Monday, June 17, 2024

Former Fox News personality given chance to appeal #MeToo ruling

Federal Court
Tantaros

Tantaros

NEW YORK (Legal Newsline) – It will now be up to a federal appeals court to decide whether a law passed to protect the rights of sexual harassment and assault victims applies to the allegations made by a former Fox News personality.

On June 8, New York federal judge Andrew Carter certified his order that kept the lawsuit of Andrea Tantaros in federal court, where it would be redirected to arbitration if the U.S. Court of Appeals for the Second Circuit agrees with him.

But should the Second Circuit decide the state law passed in response to the #MeToo movement applies to her case, it will be heard in open court in New York state court.

Tantaros had asked Judge Carter to certify his order so she could appeal it quickly.

“Reversal of this court’s opinion & order would end this case and would materially advance the ultimate termination of the litigation,” Carter wrote.

“Reversal would also put Petitioner’s state law claims back in front of New York Supreme Court Judge David Cohen, who is familiar with the complex background and history of this case, which would accelerate the timeline of resolution.”

Andrea Tantaros originally sued the estate of former Fox News chief executive Roger Ailes, former Fox executive and White House deputy communications chief Bill Shine and others in a New York state court. The defendants removed it to federal court under the Federal Arbitration Act, as a clause in her 2014 contract required sexual harassment claims to be arbitrated.

The #MeToo law came years after the contract, and the fight is over whether it can retroactively void the arbitration clause.

Tantaros, a former co-host of "The Five," first claimed sexual harassment in 2016.

She alleges the late Ailes made disparaging comments about her body, made sexual advances towards her and banished her to a "graveyard" on-air time slot when she rejected him. Tantaros also alleges she was sexually harassed by former Fox News personality Bill O'Reilly, according to court filings and news reports.

Cohen ruled in January 2017 that the mandatory arbitration clause in Tantaros' 2014 contract was valid and covered by the Federal Arbitration Act. The argument over whether the action should be returned to open court is likely to turn on whether the federal act supersedes any state statute.
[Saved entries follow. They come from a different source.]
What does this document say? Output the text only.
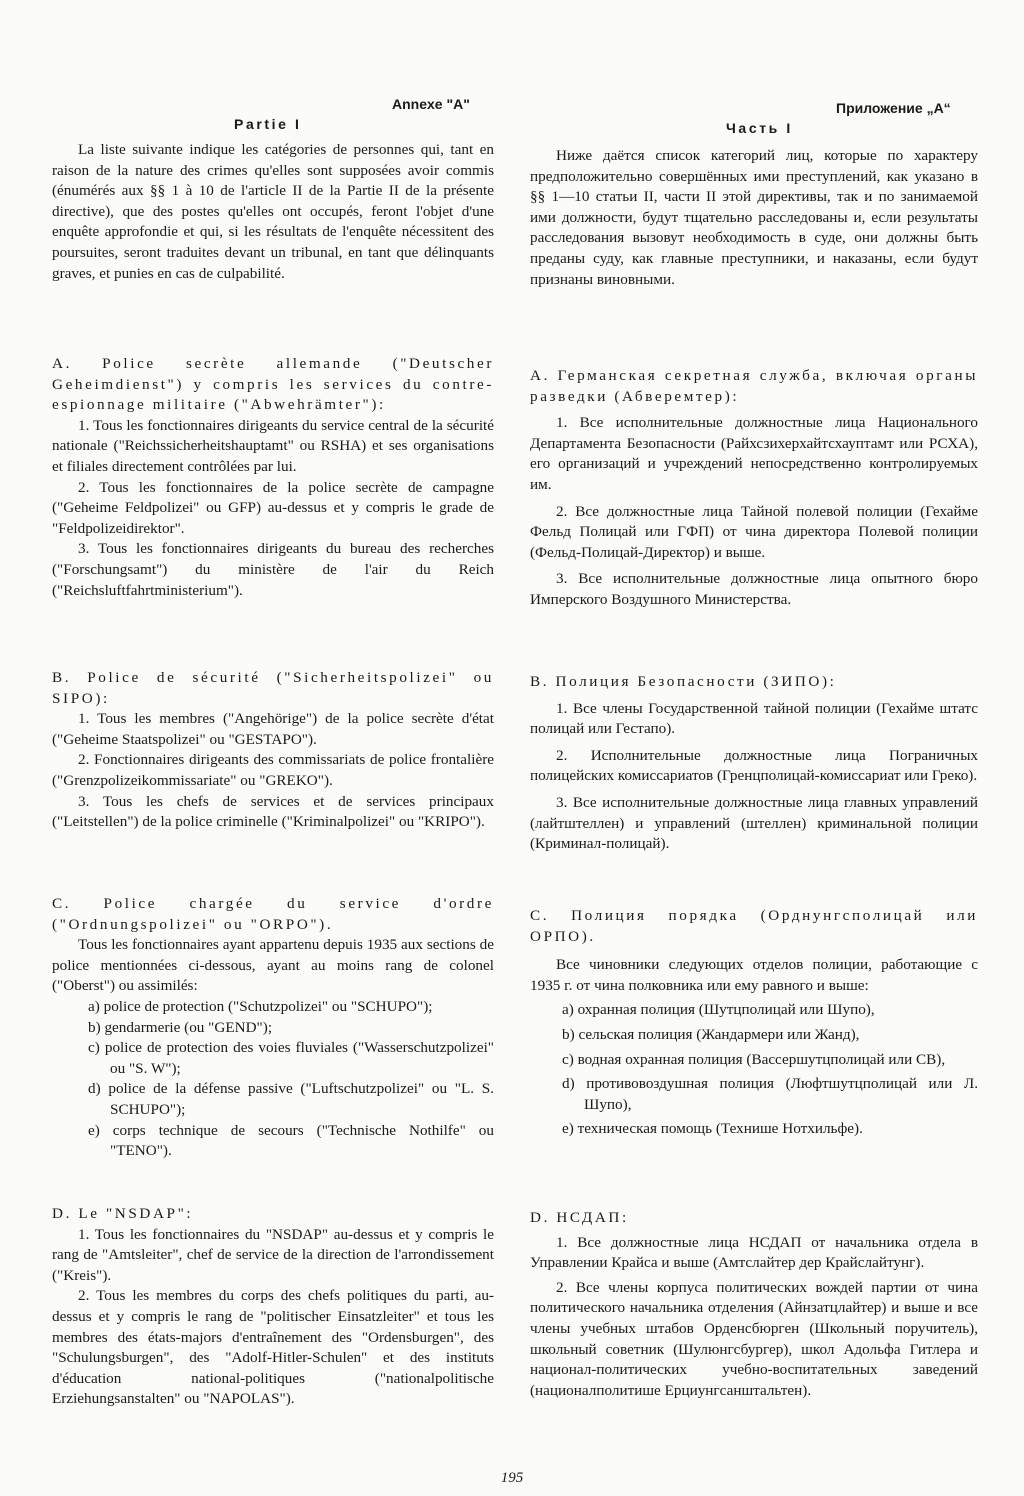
Annexe "A"
Partie I

La liste suivante indique les catégories de personnes qui, tant en raison de la nature des crimes qu'elles sont supposées avoir commis (énumérés aux §§ 1 à 10 de l'article II de la Partie II de la présente directive), que des postes qu'elles ont occupés, feront l'objet d'une enquête approfondie et qui, si les résultats de l'enquête nécessitent des poursuites, seront traduites devant un tribunal, en tant que délinquants graves, et punies en cas de culpabilité.

A. Police secrète allemande ("Deutscher Geheimdienst") y compris les services du contre-espionnage militaire ("Abwehrämter"):

1. Tous les fonctionnaires dirigeants du service central de la sécurité nationale ("Reichssicherheitshauptamt" ou RSHA) et ses organisations et filiales directement contrôlées par lui.
2. Tous les fonctionnaires de la police secrète de campagne ("Geheime Feldpolizei" ou GFP) au-dessus et y compris le grade de "Feldpolizeidirektor".
3. Tous les fonctionnaires dirigeants du bureau des recherches ("Forschungsamt") du ministère de l'air du Reich ("Reichsluftfahrtministerium").

B. Police de sécurité ("Sicherheitspolizei" ou SIPO):

1. Tous les membres ("Angehörige") de la police secrète d'état ("Geheime Staatspolizei" ou "GESTAPO").
2. Fonctionnaires dirigeants des commissariats de police frontalière ("Grenzpolizeikommissariate" ou "GREKO").
3. Tous les chefs de services et de services principaux ("Leitstellen") de la police criminelle ("Kriminalpolizei" ou "KRIPO").

C. Police chargée du service d'ordre ("Ordnungspolizei" ou "ORPO").

Tous les fonctionnaires ayant appartenu depuis 1935 aux sections de police mentionnées ci-dessous, ayant au moins rang de colonel ("Oberst") ou assimilés:

a) police de protection ("Schutzpolizei" ou "SCHUPO");
b) gendarmerie (ou "GEND");
c) police de protection des voies fluviales ("Wasserschutzpolizei" ou "S. W");
d) police de la défense passive ("Luftschutzpolizei" ou "L. S. SCHUPO");
e) corps technique de secours ("Technische Nothilfe" ou "TENO").

D. Le "NSDAP":

1. Tous les fonctionnaires du "NSDAP" au-dessus et y compris le rang de "Amtsleiter", chef de service de la direction de l'arrondissement ("Kreis").
2. Tous les membres du corps des chefs politiques du parti, au-dessus et y compris le rang de "politischer Einsatzleiter" et tous les membres des états-majors d'entraînement des "Ordensburgen", des "Schulungsburgen", des "Adolf-Hitler-Schulen" et des instituts d'éducation national-politiques ("nationalpolitische Erziehungsanstalten" ou "NAPOLAS").
Приложение „А“
Часть I

Ниже даётся список категорий лиц, которые по характеру предположительно совершённых ими преступлений, как указано в §§ 1—10 статьи II, части II этой директивы, так и по занимаемой ими должности, будут тщательно расследованы и, если результаты расследования вызовут необходимость в суде, они должны быть преданы суду, как главные преступники, и наказаны, если будут признаны виновными.

А. Германская секретная служба, включая органы разведки (Абверемтер):

1. Все исполнительные должностные лица Национального Департамента Безопасности (Райхсзихерхайтсхауптамт или РСХА), его организаций и учреждений непосредственно контролируемых им.
2. Все должностные лица Тайной полевой полиции (Гехайме Фельд Полицай или ГФП) от чина директора Полевой полиции (Фельд-Полицай-Директор) и выше.
3. Все исполнительные должностные лица опытного бюро Имперского Воздушного Министерства.

В. Полиция Безопасности (ЗИПО):

1. Все члены Государственной тайной полиции (Гехайме штатс полицай или Гестапо).
2. Исполнительные должностные лица Пограничных полицейских комиссариатов (Гренцполицай-комиссариат или Греко).
3. Все исполнительные должностные лица главных управлений (лайтштеллен) и управлений (штеллен) криминальной полиции (Криминал-полицай).

С. Полиция порядка (Орднунгсполицай или ОРПО).

Все чиновники следующих отделов полиции, работающие с 1935 г. от чина полковника или ему равного и выше:

а) охранная полиция (Шутцполицай или Шупо),
b) сельская полиция (Жандармери или Жанд),
с) водная охранная полиция (Вассершутцполицай или СВ),
d) противовоздушная полиция (Люфтшутцполицай или Л. Шупо),
е) техническая помощь (Технише Нотхильфе).

D. НСДАП:

1. Все должностные лица НСДАП от начальника отдела в Управлении Крайса и выше (Амтслайтер дер Крайслайтунг).
2. Все члены корпуса политических вождей партии от чина политического начальника отделения (Айнзатцлайтер) и выше и все члены учебных штабов Орденсбюрген (Школьный поручитель), школьный советник (Шулюнгсбургер), школ Адольфа Гитлера и национал-политических учебно-воспитательных заведений (националполитише Ерциунгсанштальтен).
195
He tossed the case to the American Arbitration Association, where Tantaros claims it has "idled for more than three years with no depositions or hearings scheduled," according to a July motion.
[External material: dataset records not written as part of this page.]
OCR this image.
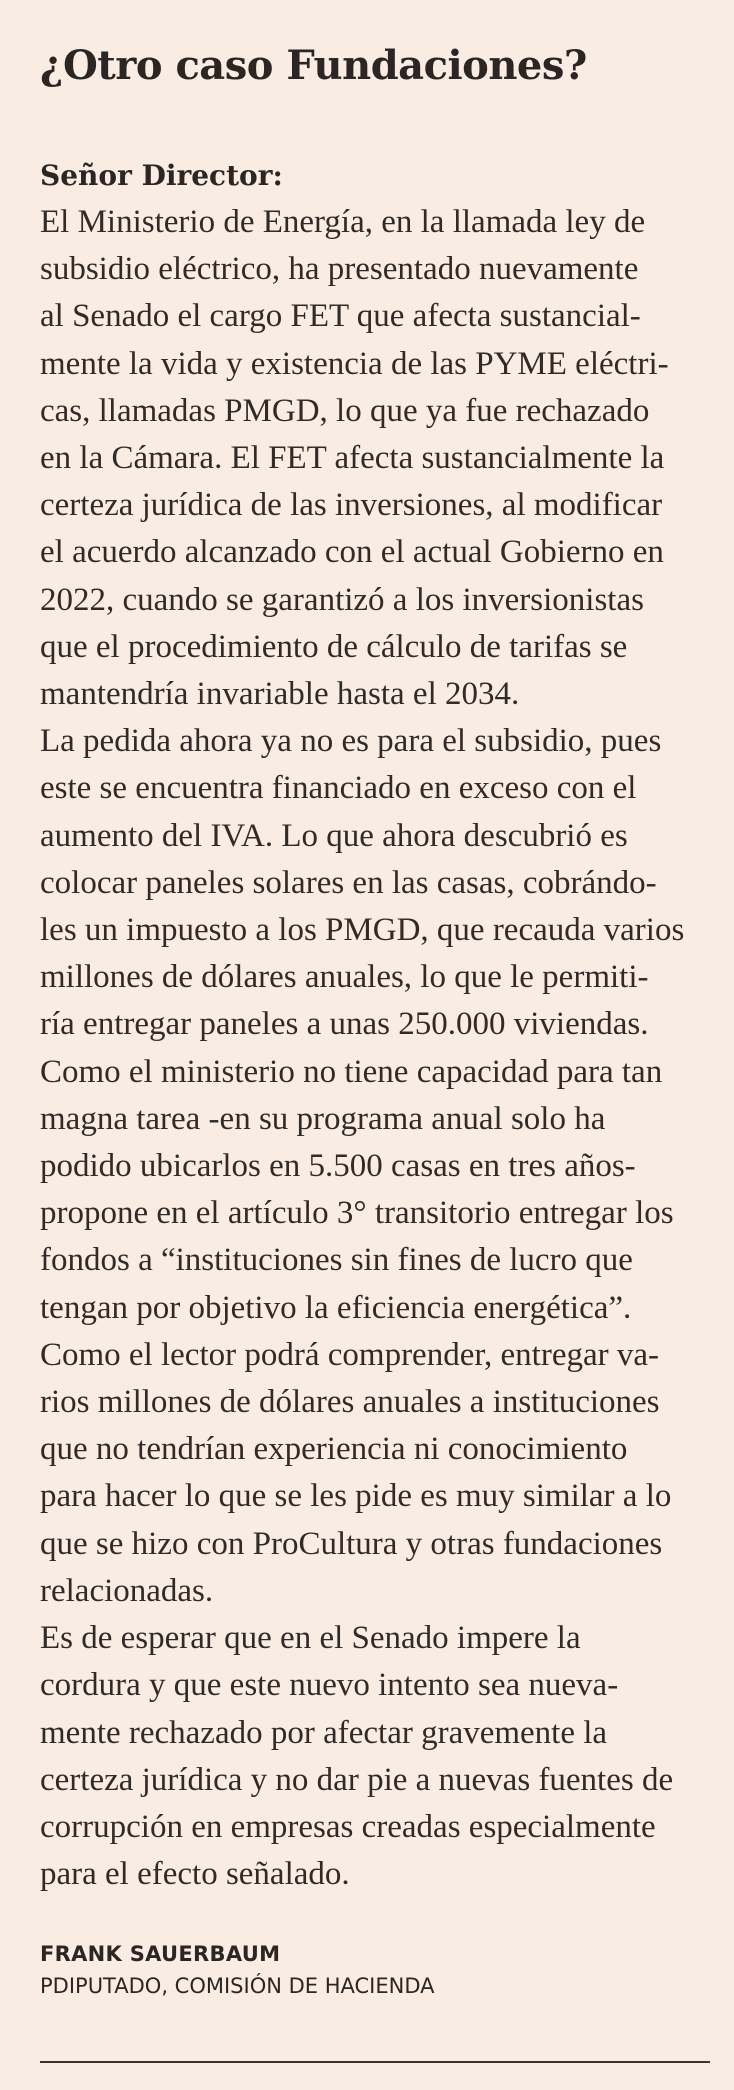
¿Otro caso Fundaciones?
Señor Director:

El Ministerio de Energía, en la llamada ley de
subsidio eléctrico, ha presentado nuevamente
al Senado el cargo FET que afecta sustancial-
mente la vida y existencia de las PYME eléctri-
cas, llamadas PMGD, lo que ya fue rechazado
en la Cámara. El FET afecta sustancialmente la
certeza jurídica de las inversiones, al modificar
el acuerdo alcanzado con el actual Gobierno en
2022, cuando se garantizó a los inversionistas
que el procedimiento de cálculo de tarifas se
mantendría invariable hasta el 2034.

La pedida ahora ya no es para el subsidio, pues
este se encuentra financiado en exceso con el
aumento del IVA. Lo que ahora descubrió es
colocar paneles solares en las casas, cobrándo-
les un impuesto a los PMGD, que recauda varios
millones de dólares anuales, lo que le permiti-
ría entregar paneles a unas 250.000 viviendas.

Como el ministerio no tiene capacidad para tan
magna tarea -en su programa anual solo ha
podido ubicarlos en 5.500 casas en tres años-
propone en el artículo 3° transitorio entregar los
fondos a “instituciones sin fines de lucro que
tengan por objetivo la eficiencia energética”.

Como el lector podrá comprender, entregar va-
rios millones de dólares anuales a instituciones
que no tendrían experiencia ni conocimiento
para hacer lo que se les pide es muy similar a lo
que se hizo con ProCultura y otras fundaciones
relacionadas.

Es de esperar que en el Senado impere la
cordura y que este nuevo intento sea nueva-
mente rechazado por afectar gravemente la
certeza jurídica y no dar pie a nuevas fuentes de
corrupción en empresas creadas especialmente
para el efecto señalado.

FRANK SAUERBAUM
PDIPUTADO, COMISIÓN DE HACIENDA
The arbitration process is designed to "silence" her repeated, documented complaints of sexual harassment, retaliation and workplace hostility," the motion states. Arbitration was, in effect, helping to "kill her professionally, emotionally and financially," it is alleged in the motion.

After her harassment claim was removed to arbitration, Tantaros filed a separate lawsuit against Fox News claiming she was the subject of harassment by surveillance, including the wiretapping of communication devices.

Fox News says the New York #MeToo law only applies to contracts entered into after July 11, 2018 – four years after she signed hers, and that she was required to object to arbitration within 20 days after the grounds for invalidity arise.

“Exhibiting the type of gamesmanship that state law forbids, Tantaros sat on her ill-conceived escape strategy for more than a year after Section 7515’s passage and springs it only now when she perceives that the arbitration is not proceeding to her advantage,” attorneys for the network wrote.